Sexto día de confinamiento. La cifra de muertos por la pandemia es ya pavorosa, y sin embargo sabemos que lo peor está aún por llegar. El corazón se encoge, la mente se va a los cientos de familias desoladas, golpeadas por el virus y el espíritu siente la tentación de refugiarse en la paz de una capilla para preguntarle a Dios, una vez más, por el misterioso sentido del dolor y la muerte.
El coronavirus nos ha robado incluso la eucaristía dominical. Me siento huérfano, porque es una necesidad espiritual reunirme cada domingo con los cientos de hermanos que nos congregamos en la iglesia de los franciscanos en Santiago. Así que, al llegar a casa, en la tranquilidad del hogar, abro la Biblia para orar con las lecturas del día. La Palabra de Dios siempre dice algo nuevo cada vez que la proclamamos. Este domingo, cuarto de Cuaresma, no puede ser más profética. Me quedo con la carta de Pablo a los Efesios: “Examinad qué es lo que agrada al Señor” y denunciad las obras de las tinieblas.
¿Qué es lo que agrada a Dios en esta situación? ¿Qué haría Jesús en mi lugar? ¿Cuál es la actitud profética en esta hora? Sin duda, ponerse al servicio del hermano, en especial del más necesitado. Y a mi mujer se le ha ocurrido una idea luminosa. Que las multas impuestas a los irresponsables se dediquen a paliar las millonarias pérdidas que ya están teniendo tanto autónomo y pequeño empresario, tanto humilde trabajador. Y más aún. Que de los sueldos de los trabajadores que gozamos del inmenso privilegio de un salario sin riesgos se dedique una parte proporcional a ese fin. Llamémosle solidaridad, aunque esta palabra me molesta bastante. Yo prefiero hablar de caridad cristiana, de fraternidad encarnada, comprometida. Me parece una medida sensata y moralmente obligatoria. Al fin y al cabo, a los trabajadores públicos se nos quitó durante años parte de nuestro salario para pagar el agujero dejado por las prácticas corruptas y delictivas de cierto sector de la banca. Salvar a personas me parece mucho más aceptable socialmente. Y desde luego, es Evangelio en radicalidad.

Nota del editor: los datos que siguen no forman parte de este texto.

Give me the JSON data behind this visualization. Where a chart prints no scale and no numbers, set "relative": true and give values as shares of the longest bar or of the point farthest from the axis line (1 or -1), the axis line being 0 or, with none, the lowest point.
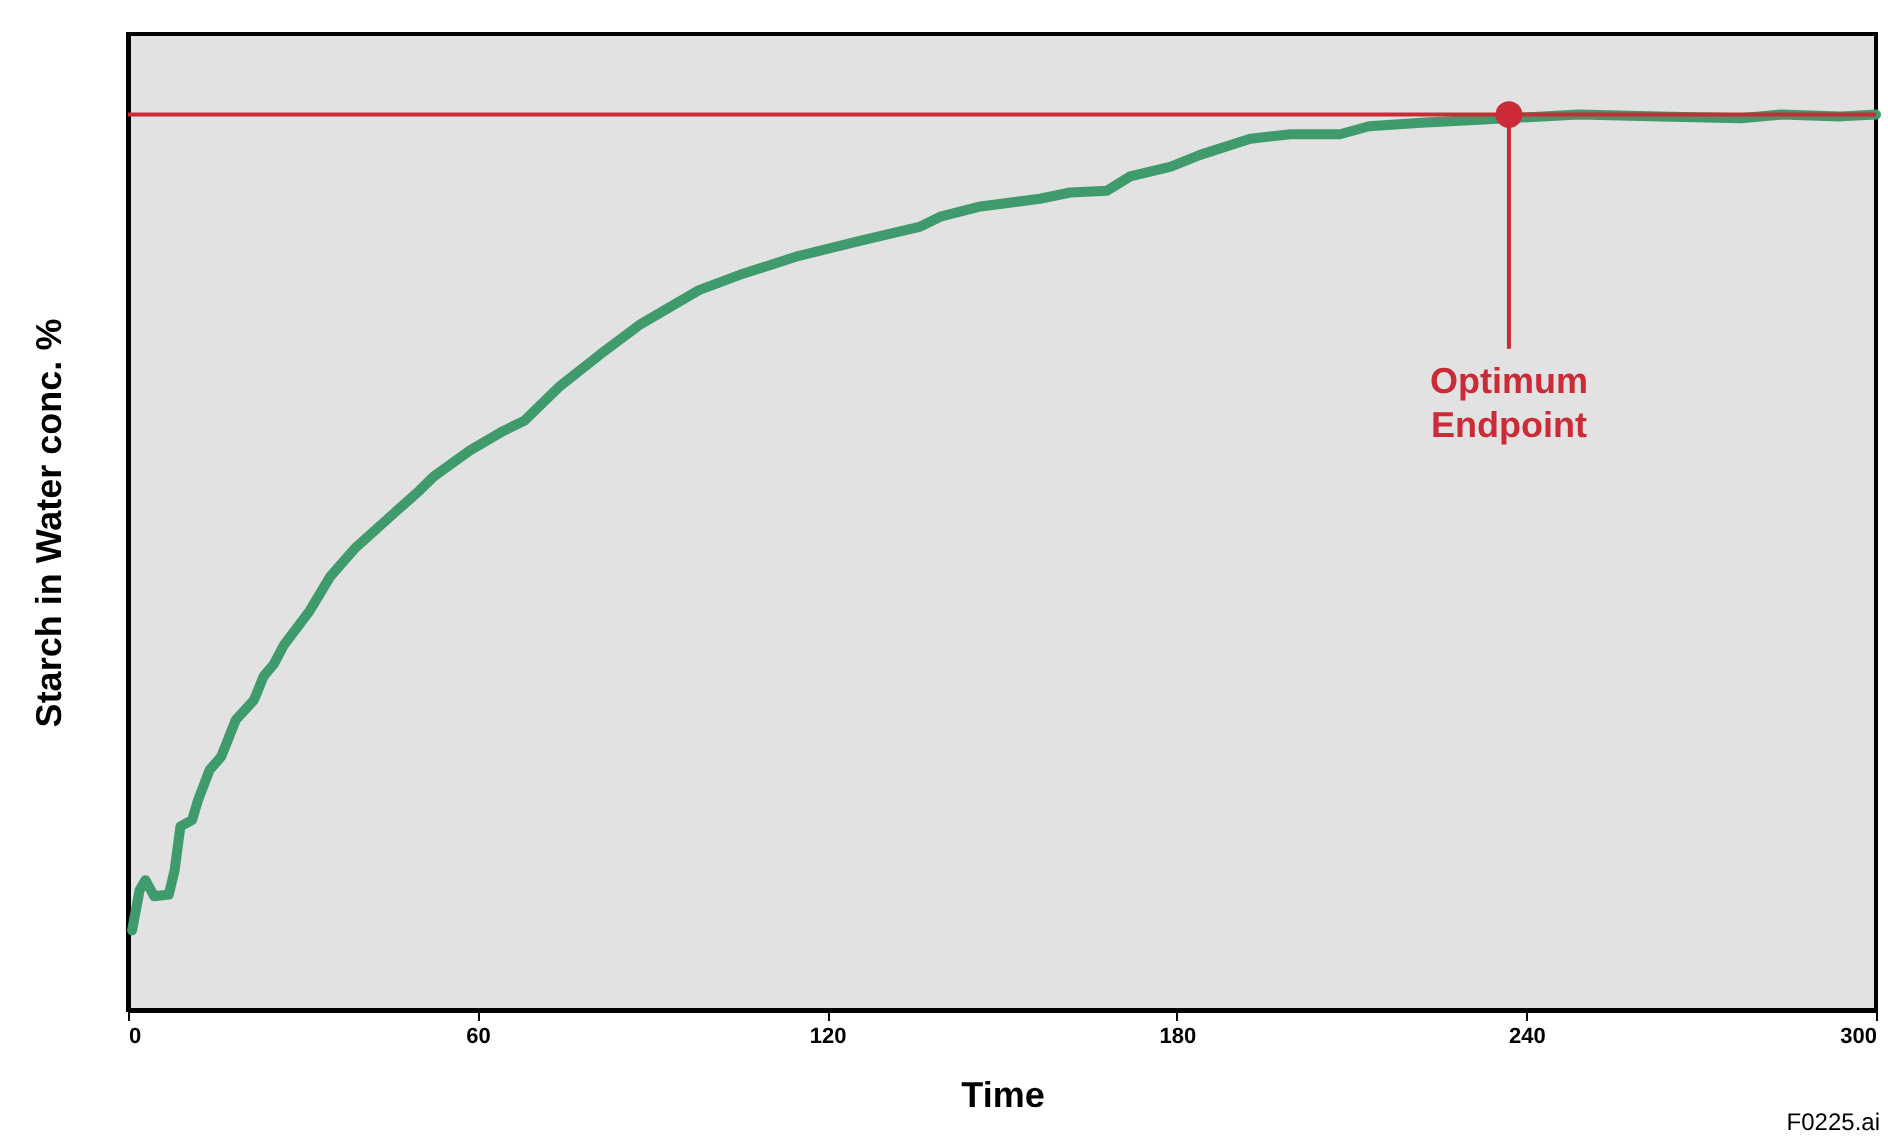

Creo sinceramente que esto sí agrada a ese Dios que con toda claridad nos pide más misericordia, más amor y más conocimiento de su ser y menos sacrificios vanos. Estamos en Cuaresma. En su mensaje para la Cuaresma de este año, el papa Francisco nos recuerda el deber de compartir nuestros bienes con los más necesitados como forma de participación personal en la construcción de un mundo más justo.
Entraríamos así en el espíritu de la Cuaresma:
– Hacer ayuno de dinero nos hará experimentar la eventualidad en la que vive el pobre.
– Abstenerse del poder del dinero nos librará de la soberbia que da la seguridad de una cuenta bancaria saneada.
– Anteponer la oración al dinero nos hará situar nuestro corazón en el tesoro evangélico.
– Hacer de nuestro dinero sobrante limosna nos acerca al Jesús que no tenía siquiera dónde reclinar la cabeza.
– Reconciliarnos con la pobreza nos ayudará a renegar del ansia del poseer.
– Dar el dinero que necesitamos, dar hasta que duela. Esa sí que es una obra de misericordia.
– Examinemos nuestra conciencia. ¿hasta dónde llega lo que necesitamos y dónde empieza lo que nos es superfluo?